Seventeenth-century Frenchman Jean de La Fontaine happily plundered Aesop and other classical writers as a source for his witty, elegant fables, as well as inventing a number of his own. Seeking to expose the weaknesses of human nature, he offered vivid perspectives on greed and flattery, envy and avarice, love and friendship, old age and death. The sixty fables collected here - from 'The Crow and the Fox' and 'The Cock and the Pearl' to 'The Grasshopper and the Ant' and 'The Town Mouse and the Country Mouse' - are illustrated with more than a hundred drawings by R. de La Neziere which which charmingly capture La Fontaine's unforgettable cast of animal personalities.

 

This book is part of a book series called Everymans Library Childrens Classics .

There are 160 pages in this book. This book was published 2001 by Everyman .

Jean de La Fontaine (1621-1695) was born at Chateau-Thierry in the Champagne region of France, and is probably the most widely-read French poet of the seventeenth century.

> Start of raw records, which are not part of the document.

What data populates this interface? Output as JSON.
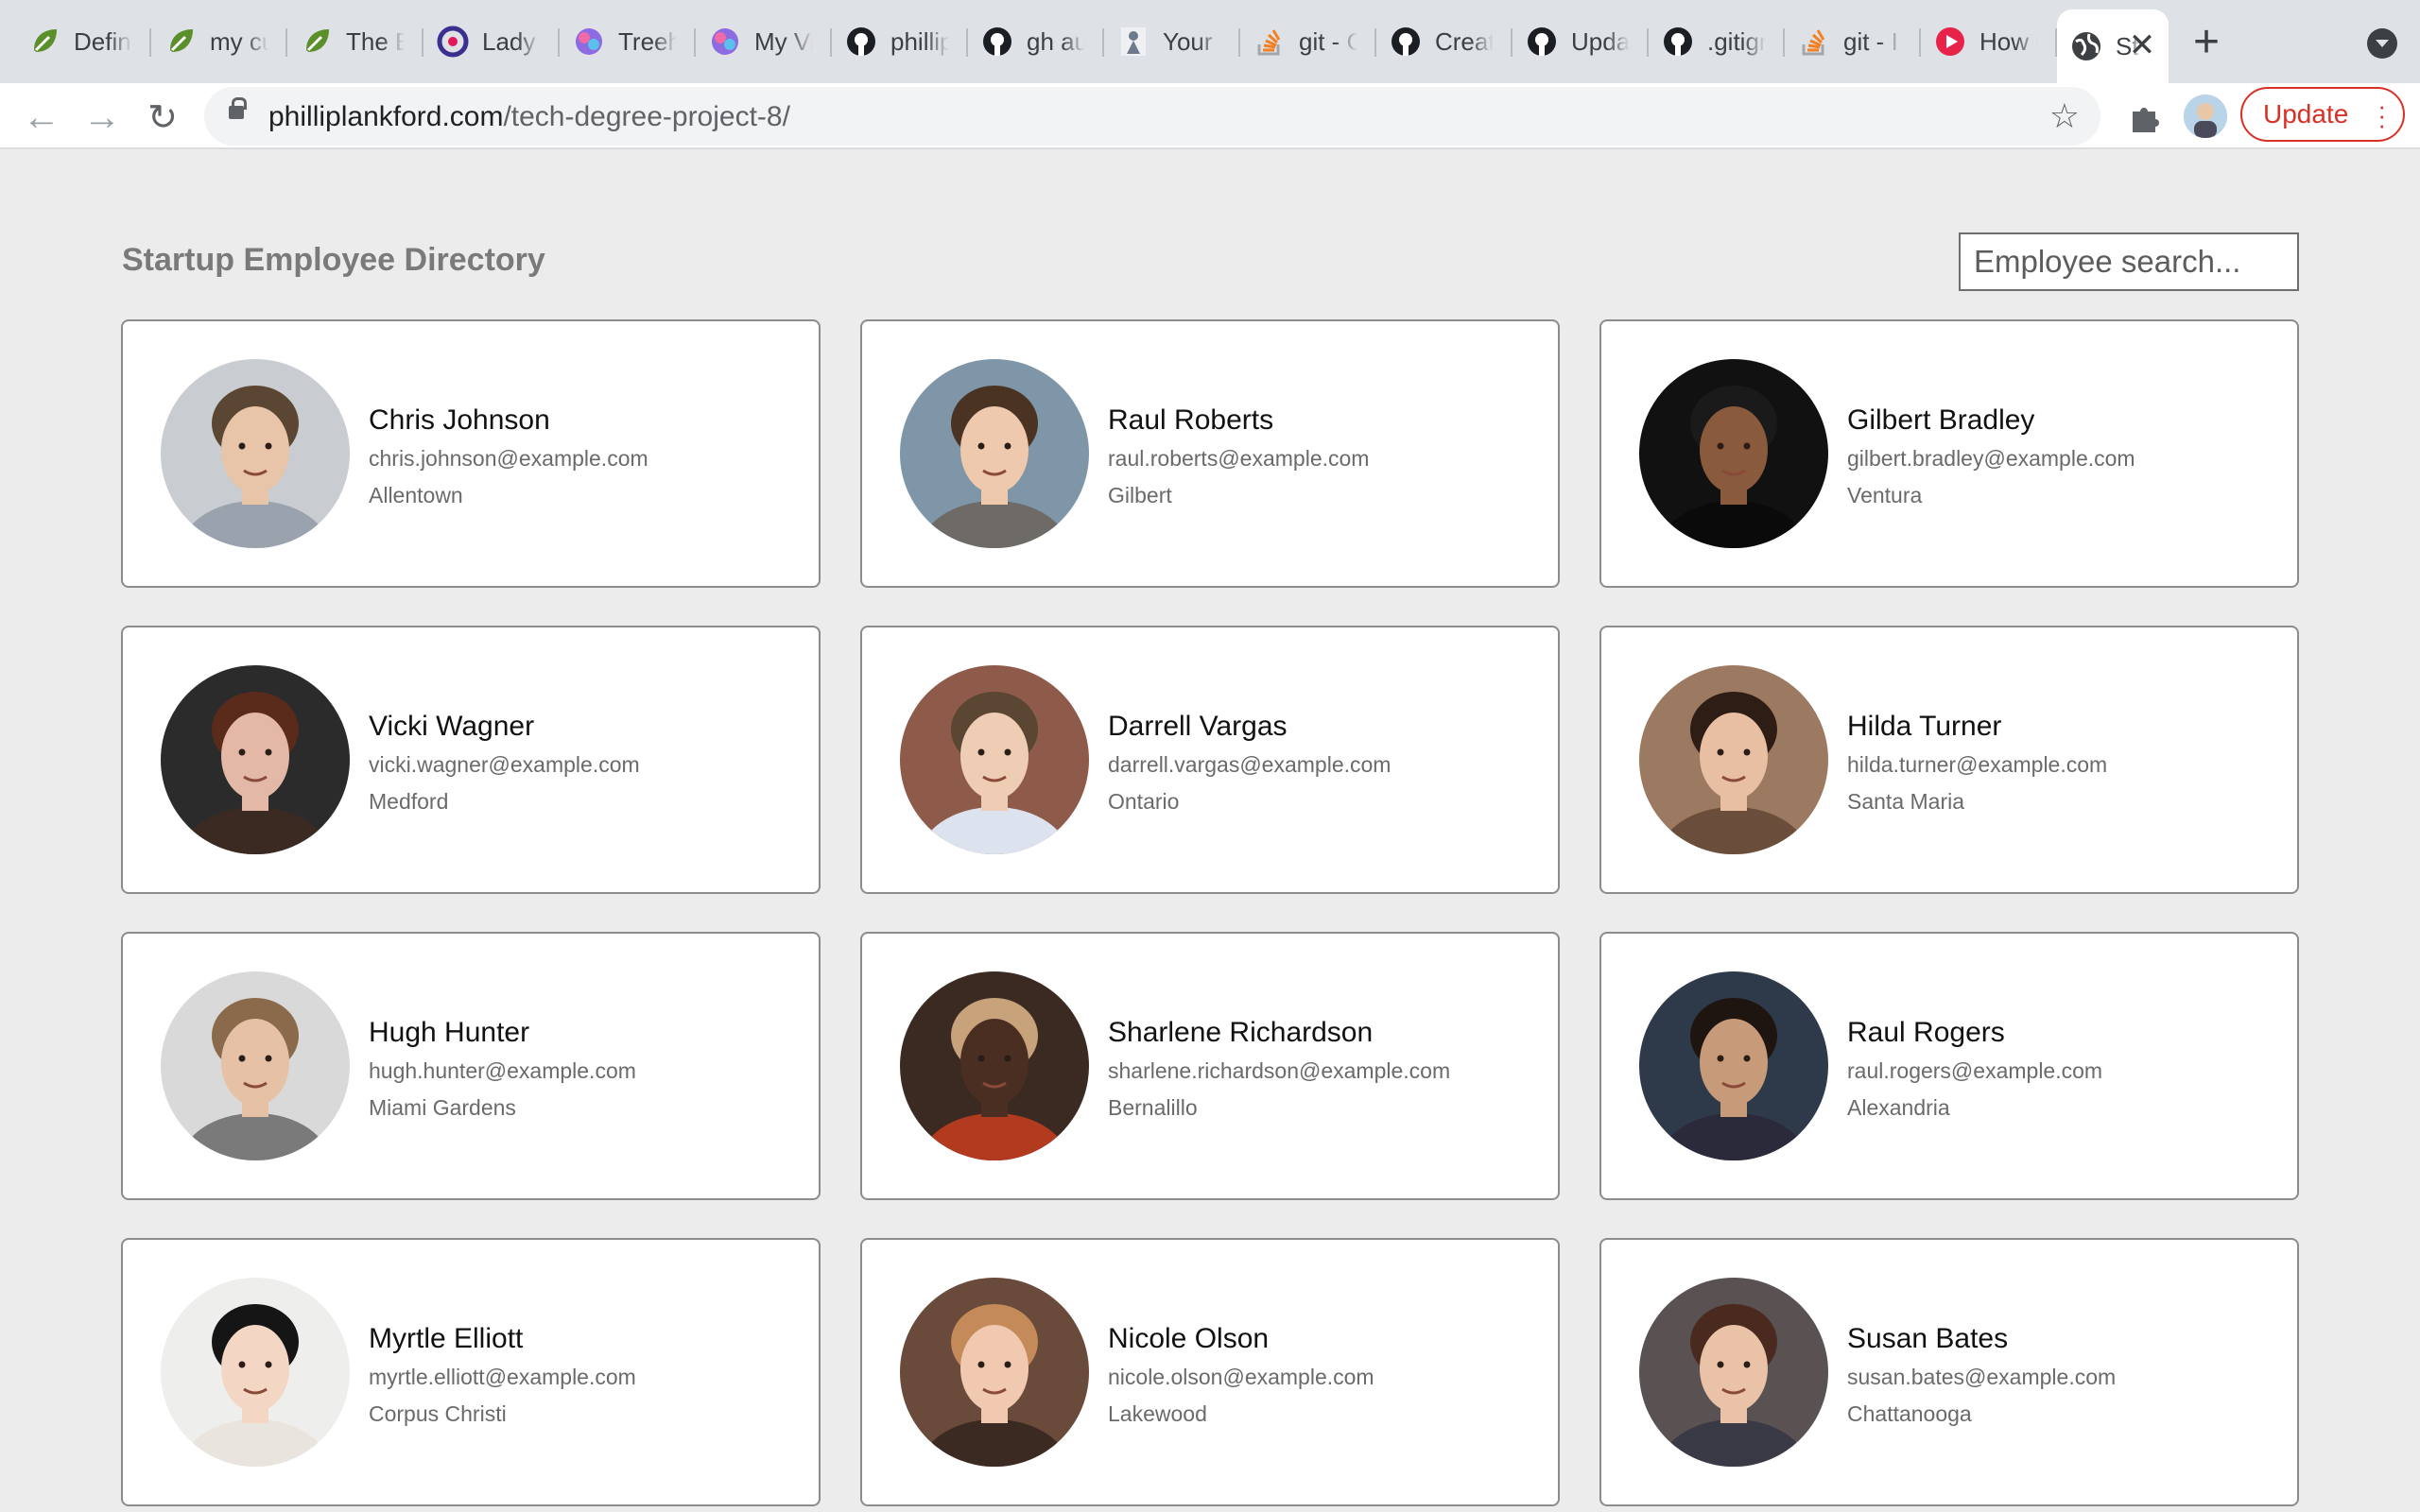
{
  "browser": {
    "tabs": [
      {
        "label": "Defini",
        "icon": "leaf-icon",
        "color": "#5a8f29"
      },
      {
        "label": "my cu",
        "icon": "leaf-icon",
        "color": "#5a8f29"
      },
      {
        "label": "The B",
        "icon": "leaf-icon",
        "color": "#5a8f29"
      },
      {
        "label": "Lady",
        "icon": "circle-c-icon",
        "color": "#3b2f8f"
      },
      {
        "label": "Treeh",
        "icon": "treehouse-icon",
        "color": "#8d6be0"
      },
      {
        "label": "My Vi",
        "icon": "treehouse-icon",
        "color": "#8d6be0"
      },
      {
        "label": "phillip",
        "icon": "github-icon",
        "color": "#1b1f23"
      },
      {
        "label": "gh au",
        "icon": "github-icon",
        "color": "#1b1f23"
      },
      {
        "label": "Your",
        "icon": "figure-icon",
        "color": "#6b7a8c"
      },
      {
        "label": "git - C",
        "icon": "stackoverflow-icon",
        "color": "#f48024"
      },
      {
        "label": "Creat",
        "icon": "github-icon",
        "color": "#1b1f23"
      },
      {
        "label": "Upda",
        "icon": "github-icon",
        "color": "#1b1f23"
      },
      {
        "label": ".gitign",
        "icon": "github-icon",
        "color": "#1b1f23"
      },
      {
        "label": "git - I",
        "icon": "stackoverflow-icon",
        "color": "#f48024"
      },
      {
        "label": "How t",
        "icon": "play-icon",
        "color": "#e8234a"
      }
    ],
    "active_tab": {
      "label": "St",
      "icon": "globe-icon"
    },
    "url_host": "philliplankford.com",
    "url_path": "/tech-degree-project-8/",
    "update_label": "Update"
  },
  "page": {
    "title": "Startup Employee Directory",
    "search_placeholder": "Employee search..."
  },
  "employees": [
    {
      "name": "Chris Johnson",
      "email": "chris.johnson@example.com",
      "city": "Allentown",
      "skin": "#e8c4a8",
      "hair": "#5a4632",
      "bg": "#c9ccd1",
      "shirt": "#9aa3ad"
    },
    {
      "name": "Raul Roberts",
      "email": "raul.roberts@example.com",
      "city": "Gilbert",
      "skin": "#eec9ad",
      "hair": "#4a3322",
      "bg": "#7f95a8",
      "shirt": "#6e6a66"
    },
    {
      "name": "Gilbert Bradley",
      "email": "gilbert.bradley@example.com",
      "city": "Ventura",
      "skin": "#8a5a3c",
      "hair": "#1a1a1a",
      "bg": "#111111",
      "shirt": "#0a0a0a"
    },
    {
      "name": "Vicki Wagner",
      "email": "vicki.wagner@example.com",
      "city": "Medford",
      "skin": "#e3b8a6",
      "hair": "#5a2a1a",
      "bg": "#2b2b2b",
      "shirt": "#3a2a22"
    },
    {
      "name": "Darrell Vargas",
      "email": "darrell.vargas@example.com",
      "city": "Ontario",
      "skin": "#efcdb4",
      "hair": "#5b4533",
      "bg": "#8e5a4a",
      "shirt": "#dde3ee"
    },
    {
      "name": "Hilda Turner",
      "email": "hilda.turner@example.com",
      "city": "Santa Maria",
      "skin": "#e9bfa3",
      "hair": "#2e1d14",
      "bg": "#9c7a62",
      "shirt": "#6b4d3b"
    },
    {
      "name": "Hugh Hunter",
      "email": "hugh.hunter@example.com",
      "city": "Miami Gardens",
      "skin": "#e6c1a5",
      "hair": "#8a6a4a",
      "bg": "#d9d9d9",
      "shirt": "#7a7a7a"
    },
    {
      "name": "Sharlene Richardson",
      "email": "sharlene.richardson@example.com",
      "city": "Bernalillo",
      "skin": "#4a2e22",
      "hair": "#c7a27a",
      "bg": "#3a2a22",
      "shirt": "#b23a1e"
    },
    {
      "name": "Raul Rogers",
      "email": "raul.rogers@example.com",
      "city": "Alexandria",
      "skin": "#c79a7a",
      "hair": "#1e1410",
      "bg": "#2e3a4a",
      "shirt": "#2a2a3a"
    },
    {
      "name": "Myrtle Elliott",
      "email": "myrtle.elliott@example.com",
      "city": "Corpus Christi",
      "skin": "#f3d6c4",
      "hair": "#151515",
      "bg": "#eeeeec",
      "shirt": "#e9e4de"
    },
    {
      "name": "Nicole Olson",
      "email": "nicole.olson@example.com",
      "city": "Lakewood",
      "skin": "#f0c9b0",
      "hair": "#c48a5a",
      "bg": "#6a4a3a",
      "shirt": "#3a2a22"
    },
    {
      "name": "Susan Bates",
      "email": "susan.bates@example.com",
      "city": "Chattanooga",
      "skin": "#e9c2a8",
      "hair": "#4a2a1e",
      "bg": "#5a5252",
      "shirt": "#3a3a46"
    }
  ]
}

He counted Racine and Moliere among his close friends and was elected to the Academie Francaise in 1684. His Fables, the first of six books of which was published in 1668, were a great success, and continue to be taught widely in French schools. AESOP probably lived in the middle part of the sixth century BC. A statement in Herodotus gives grounds for thinking that he was a slave.